長期経過が追えた先天性TTP(Upshaw-Schulman症候群)の1症例

演題番号 : O-0888

三瀬 広記:1、乳原 善文:1、塚本 真貴:1、永澤 元規:1、住田 圭一:1、平松 里佳子:1、長谷川 詠子:1、山内 真之:1、早見 典子:1、服部 吉成:1、諏訪部 達也:1、星野 純一:1、澤 直樹:1、高市 憲明:1

1:虎の門病院

 

症例は当院初診時20歳代男性、両親がはとこ婚。初診16年前から下肢紫斑が出現し、血小板減少と蛋白尿指摘。以後徐々に腎不全が進行し初診年齢で脳梗塞発症を契機に透析導入。

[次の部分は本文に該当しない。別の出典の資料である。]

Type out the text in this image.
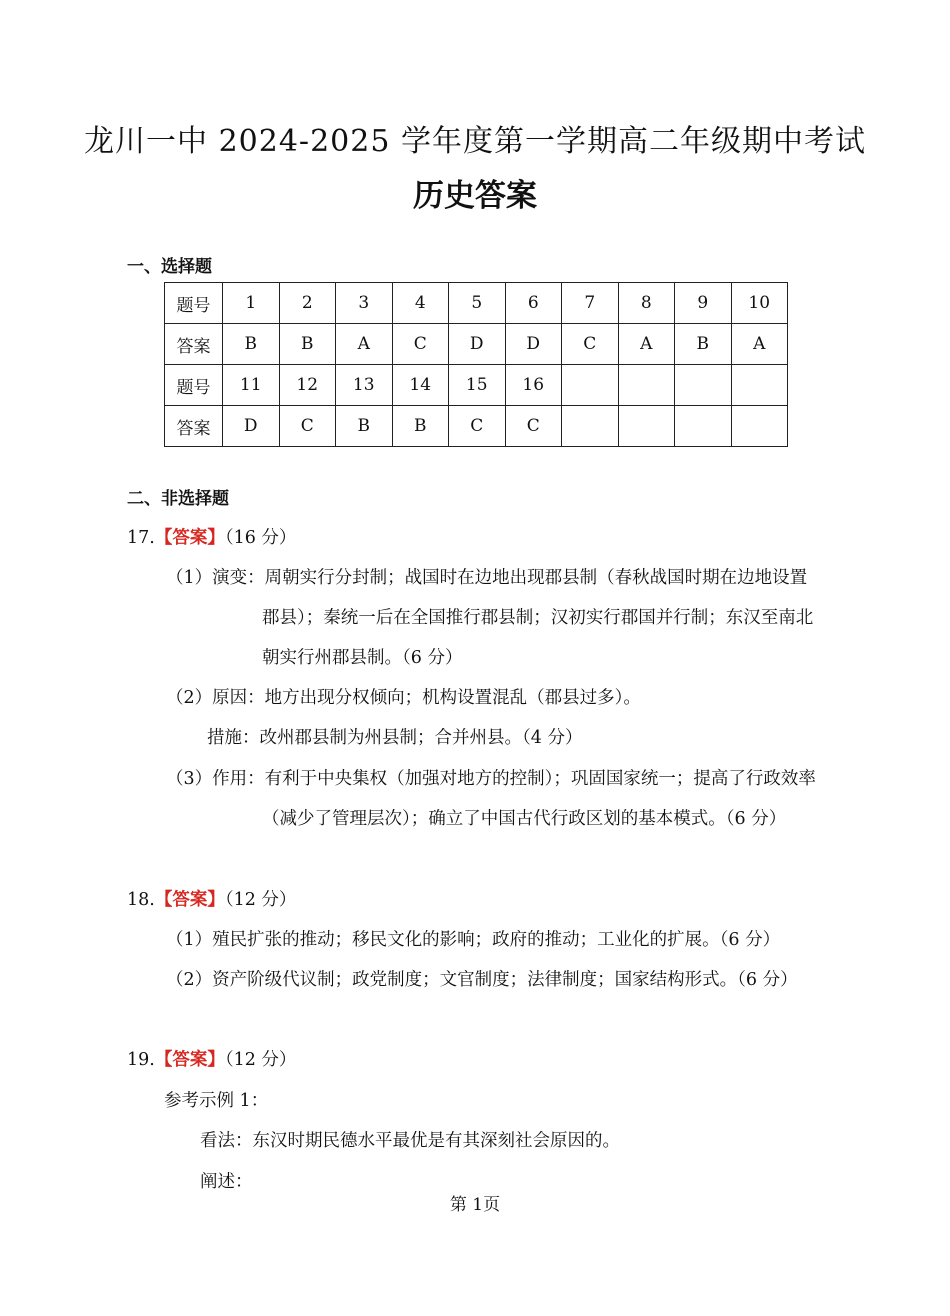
龙川一中 2024-2025 学年度第一学期高二年级期中考试
历史答案
一、选择题
题号	1	2	3	4	5	6	7	8	9	10
答案	B	B	A	C	D	D	C	A	B	A
题号	11	12	13	14	15	16				
答案	D	C	B	B	C	C				
二、非选择题
17.【答案】（16 分）
（1）演变：周朝实行分封制；战国时在边地出现郡县制（春秋战国时期在边地设置
郡县）；秦统一后在全国推行郡县制；汉初实行郡国并行制；东汉至南北
朝实行州郡县制。（6 分）
（2）原因：地方出现分权倾向；机构设置混乱（郡县过多）。
措施：改州郡县制为州县制；合并州县。（4 分）
（3）作用：有利于中央集权（加强对地方的控制）；巩固国家统一；提高了行政效率
（减少了管理层次）；确立了中国古代行政区划的基本模式。（6 分）
18.【答案】（12 分）
（1）殖民扩张的推动；移民文化的影响；政府的推动；工业化的扩展。（6 分）
（2）资产阶级代议制；政党制度；文官制度；法律制度；国家结构形式。（6 分）
19.【答案】（12 分）
参考示例 1：
看法：东汉时期民德水平最优是有其深刻社会原因的。
阐述：
第 1页
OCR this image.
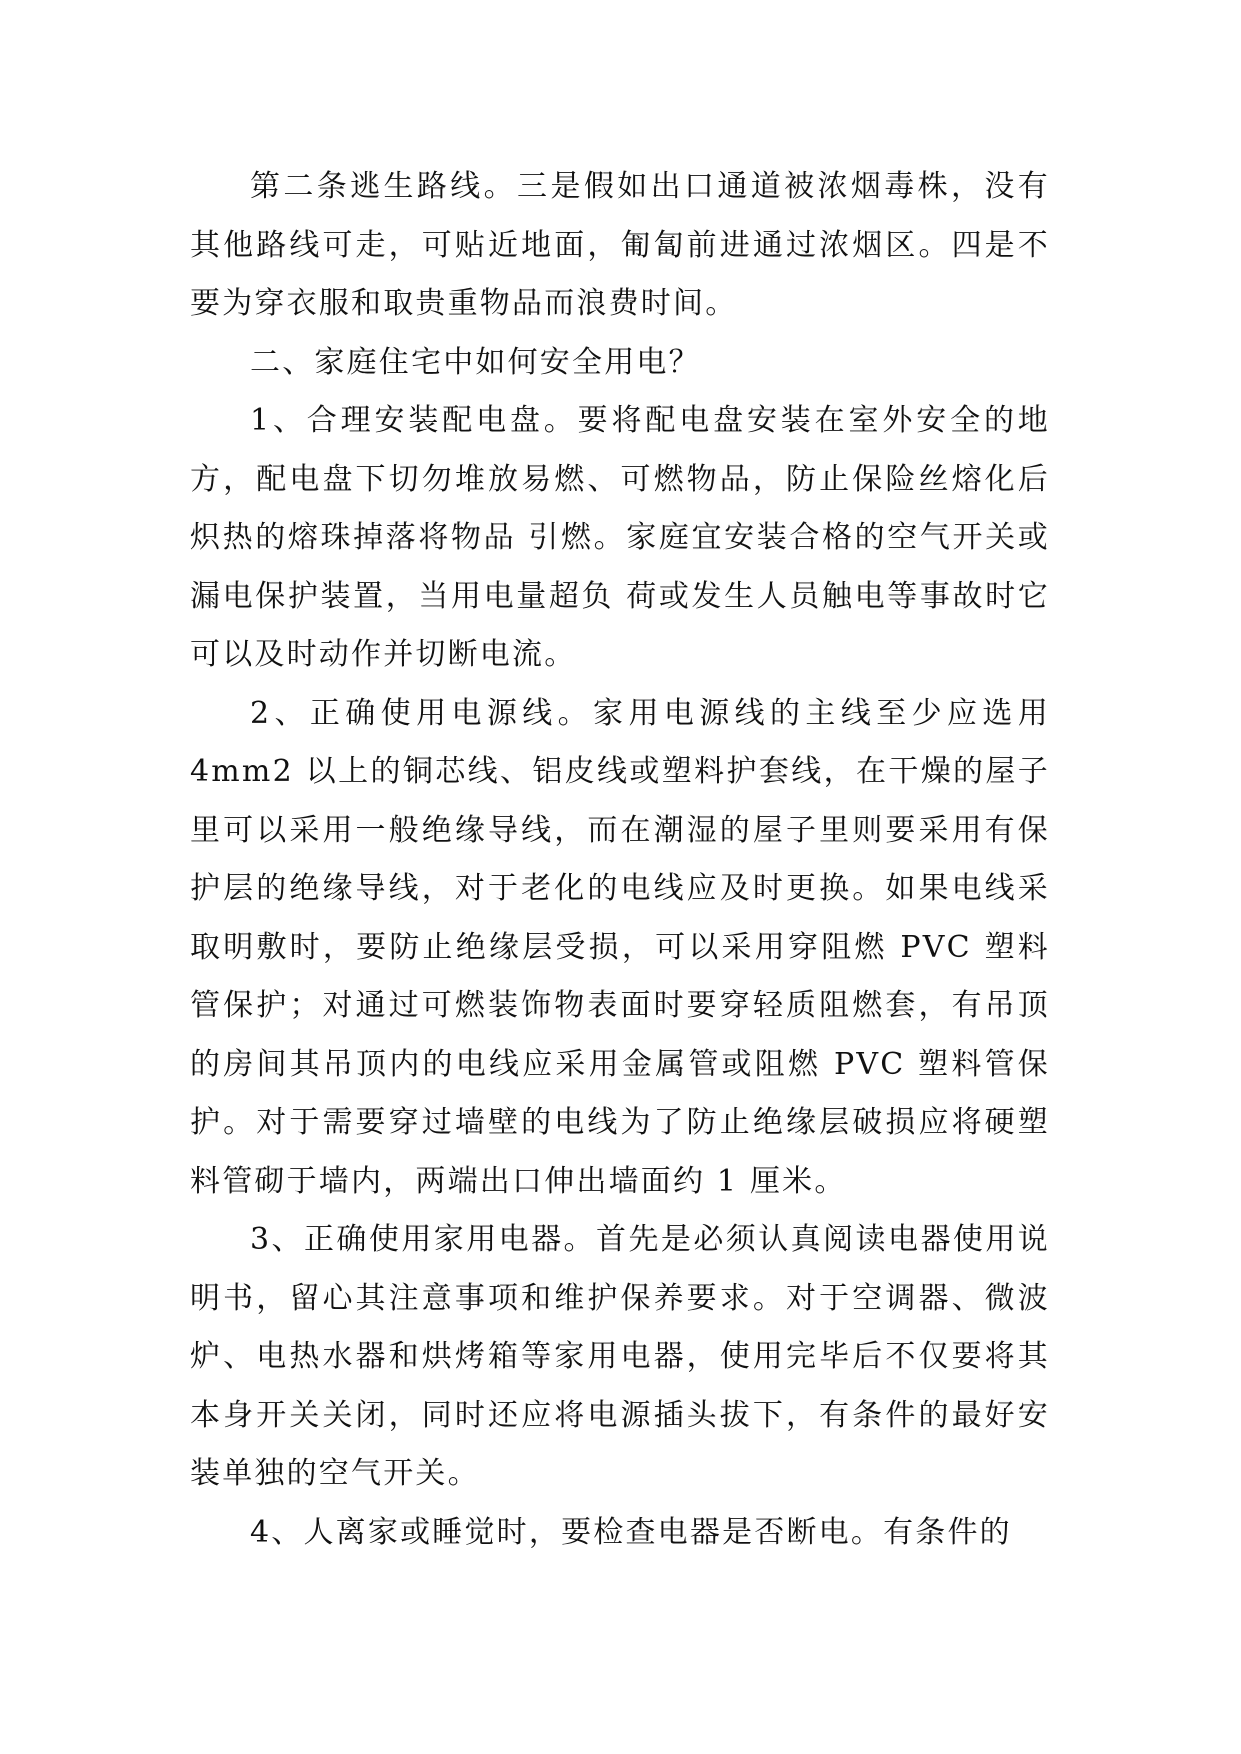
第二条逃生路线。三是假如出口通道被浓烟毒株，没有其他路线可走，可贴近地面，匍匐前进通过浓烟区。四是不要为穿衣服和取贵重物品而浪费时间。

二、家庭住宅中如何安全用电？

1、合理安装配电盘。要将配电盘安装在室外安全的地方，配电盘下切勿堆放易燃、可燃物品，防止保险丝熔化后炽热的熔珠掉落将物品 引燃。家庭宜安装合格的空气开关或漏电保护装置，当用电量超负 荷或发生人员触电等事故时它可以及时动作并切断电流。

2、正确使用电源线。家用电源线的主线至少应选用 4mm2 以上的铜芯线、铝皮线或塑料护套线，在干燥的屋子里可以采用一般绝缘导线，而在潮湿的屋子里则要采用有保护层的绝缘导线，对于老化的电线应及时更换。如果电线采取明敷时，要防止绝缘层受损，可以采用穿阻燃 PVC 塑料管保护；对通过可燃装饰物表面时要穿轻质阻燃套，有吊顶的房间其吊顶内的电线应采用金属管或阻燃 PVC 塑料管保护。对于需要穿过墙壁的电线为了防止绝缘层破损应将硬塑料管砌于墙内，两端出口伸出墙面约 1 厘米。

3、正确使用家用电器。首先是必须认真阅读电器使用说明书，留心其注意事项和维护保养要求。对于空调器、微波炉、电热水器和烘烤箱等家用电器，使用完毕后不仅要将其本身开关关闭，同时还应将电源插头拔下，有条件的最好安装单独的空气开关。

4、人离家或睡觉时，要检查电器是否断电。有条件的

その後母をドナーに腎移植施行後10日目より血小板減少、溶血性貧血、蛋白尿、血尿が出現し溶血性尿毒症症候群(HUS)と診断。当初はシクロスポリンが原因と考え中止し、血漿輸注を含む血漿交換療法にて寛解するも再発を繰り返し脳梗塞と梗塞後出血、小腸出血を来たし移植腎を摘出。腎組織所見でも糸球体内に血栓形成を確認。血液透析の再導入後も適時血漿輸注が継続投与され一時的に小康状態となるも、血小板減少と同時に軽度の脳梗塞を繰り返し初診から8年後に脾摘術施行。 その9年後に脳梗塞で入院した際に、ADAMTS-13活性・インヒビターともに感度以下が確認され先天性TTPと診断。その1年後(初診から18年後)透析終了後突然死。壮絶な臨床経過をとった先天性TTPの1症例を紹介する。